A summer heatwave can be a little too much. I went birding at Morton Bagot yesterday, just missing the coolness of early morning, and found that the nearest flash has an even wider margin of mud, and roughly the same number of Green Sandpipers and Lapwings as we saw on Sunday. The wait for something unusual goes on.
At the church I noticed a small group of Swallows on telephone wires, and was left to reflect that the four adults and three juveniles probably represents one successful pair and one failure.
The flip side of all this hot weather is that it should be good for insects. The butterfly totals have been down this year, maybe because of the cool spring, but a warm night meant there should be lots of moths.
I put the trap out in the garden and caught 370 moths of 51 species. That sounds pretty good doesn't it, but the majority were micros; 131 Ypsolophas (Ermines) and 154 Water Veneers forming the bulk.
My only garden tick was a micro, albeit a reasonably large one. A single Eudonia pallida (known as Marsh Grey or Pallid Grey depending on which book you read) was one I had been hoping to see for years. They are described as fairly common, and I suspect that closeness to a reed-bed is the deciding factor.

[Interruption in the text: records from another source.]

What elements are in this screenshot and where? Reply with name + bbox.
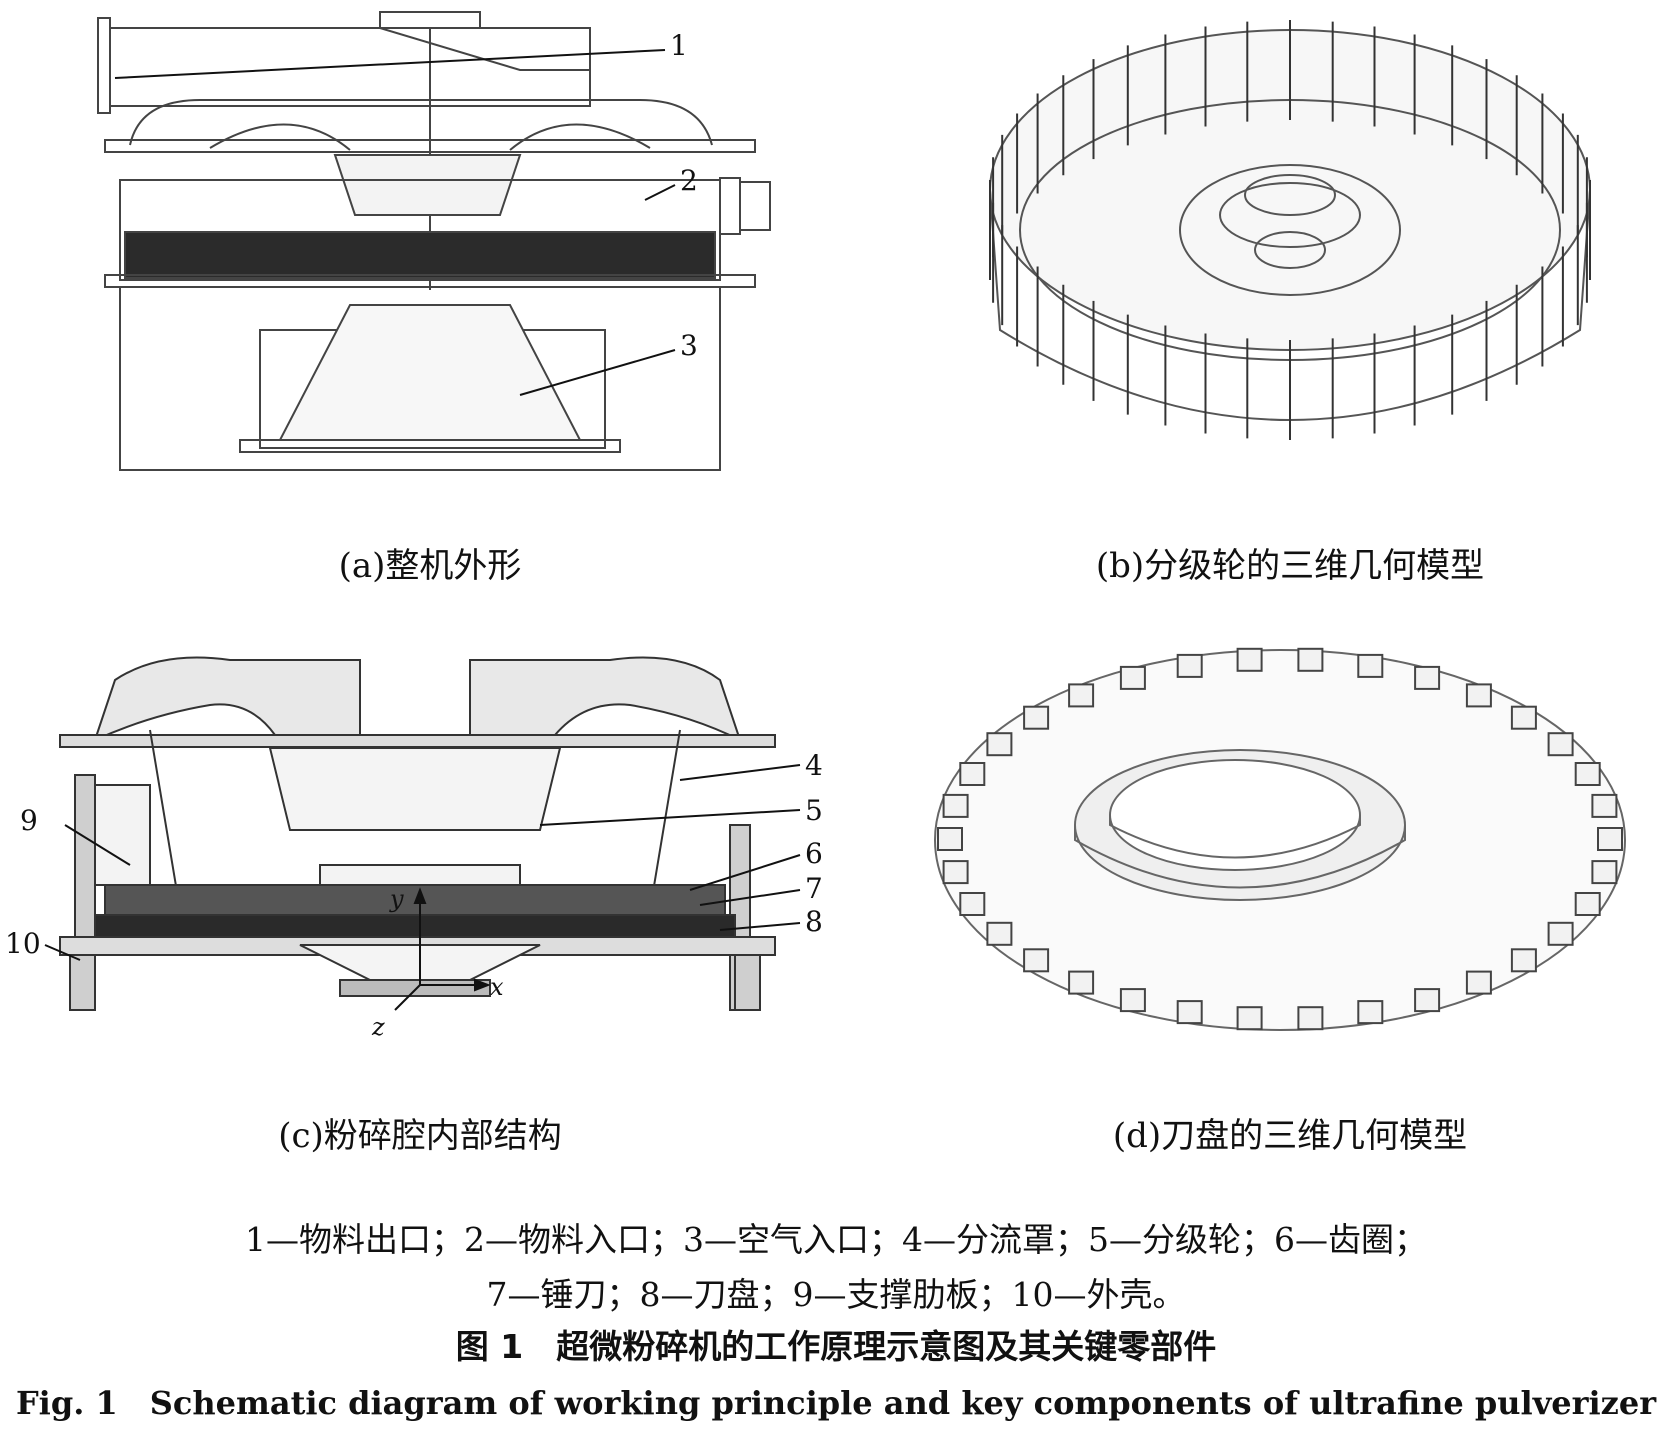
callout-7: 7	[805, 872, 823, 905]
caption-c: (c)粉碎腔内部结构	[278, 1116, 562, 1156]
callout-4: 4	[805, 749, 823, 782]
hammer-tooth	[1414, 988, 1441, 1013]
caption-a: (a)整机外形	[338, 546, 522, 586]
panel-b-classifier-wheel-model	[930, 0, 1650, 470]
caption-b: (b)分级轮的三维几何模型	[1095, 546, 1485, 586]
hammer-tooth	[1510, 948, 1537, 973]
hammer-tooth	[1574, 762, 1601, 786]
axis-label-x: x	[490, 973, 504, 1001]
callout-1: 1	[670, 29, 688, 62]
hammer-tooth	[986, 921, 1013, 946]
callout-10: 10	[5, 927, 41, 960]
hammer-tooth	[1547, 732, 1574, 757]
hammer-tooth	[1236, 1006, 1263, 1031]
figure-title-en: Fig. 1 Schematic diagram of working prin…	[15, 1384, 1657, 1422]
hammer-tooth	[1414, 665, 1441, 690]
caption-d: (d)刀盘的三维几何模型	[1112, 1116, 1468, 1156]
hammer-tooth	[942, 860, 969, 885]
hammer-tooth	[942, 793, 969, 818]
hammer-disc-3d	[934, 647, 1626, 1031]
hammer-tooth	[1591, 860, 1618, 885]
hammer-tooth	[959, 892, 986, 916]
hammer-tooth	[1023, 705, 1050, 730]
hammer-tooth	[1510, 705, 1537, 730]
hammer-tooth	[1119, 665, 1146, 690]
hammer-tooth	[1068, 683, 1095, 708]
callout-3: 3	[680, 329, 698, 362]
panel-c-crushing-chamber: y x z 4 5 6 7 8 9 10	[0, 645, 830, 1045]
hammer-tooth	[1357, 653, 1384, 678]
hammer-tooth	[986, 732, 1013, 757]
legend-line-1: 1—物料出口；2—物料入口；3—空气入口；4—分流罩；5—分级轮；6—齿圈；	[245, 1220, 1427, 1259]
hammer-tooth	[1574, 892, 1601, 916]
machine-outline-drawing: 1 2 3	[97, 11, 771, 471]
axis-label-z: z	[371, 1013, 385, 1041]
hammer-tooth	[1176, 1000, 1203, 1025]
hammer-tooth	[1119, 988, 1146, 1013]
hammer-tooth	[1236, 647, 1263, 672]
crushing-chamber-drawing: y x z 4 5 6 7 8 9 10	[5, 656, 823, 1041]
hammer-tooth	[959, 762, 986, 786]
classifier-wheel-3d	[989, 20, 1591, 440]
hammer-tooth	[1068, 970, 1095, 995]
callout-8: 8	[805, 905, 823, 938]
hammer-tooth	[1357, 1000, 1384, 1025]
callout-9: 9	[20, 804, 38, 837]
hammer-tooth	[1176, 653, 1203, 678]
legend-line-2: 7—锤刀；8—刀盘；9—支撑肋板；10—外壳。	[486, 1275, 1186, 1314]
panel-d-hammer-disc-model	[900, 630, 1660, 1050]
callout-6: 6	[805, 837, 823, 870]
hammer-tooth	[1297, 647, 1324, 672]
hammer-tooth	[1591, 793, 1618, 818]
hammer-tooth	[1465, 683, 1492, 708]
callout-5: 5	[805, 794, 823, 827]
figure-title-cn: 图 1 超微粉碎机的工作原理示意图及其关键零部件	[455, 1327, 1217, 1366]
hammer-tooth	[1547, 921, 1574, 946]
hammer-tooth	[937, 827, 963, 851]
hammer-tooth	[1465, 970, 1492, 995]
callout-2: 2	[680, 164, 698, 197]
hammer-tooth	[1597, 827, 1623, 851]
axis-label-y: y	[389, 885, 404, 913]
hammer-tooth	[1297, 1006, 1324, 1031]
hammer-tooth	[1023, 948, 1050, 973]
panel-a-machine-outline: 1 2 3	[80, 0, 800, 480]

Pallid Grey looking suitably pale in an egg box |
The rest of the catch contained no great surprises, although Gold Triangle (another micro) was only my third.
Actually, that's not entirely true. The one big surprise was the lack of any Large Yellow Underwings (or any of the Yellow Underwing species). I'm sure I would have been catching loads of them in previous summers.
Maybe things are just as bad for moths as butterflies (they're all the same thing really anyway).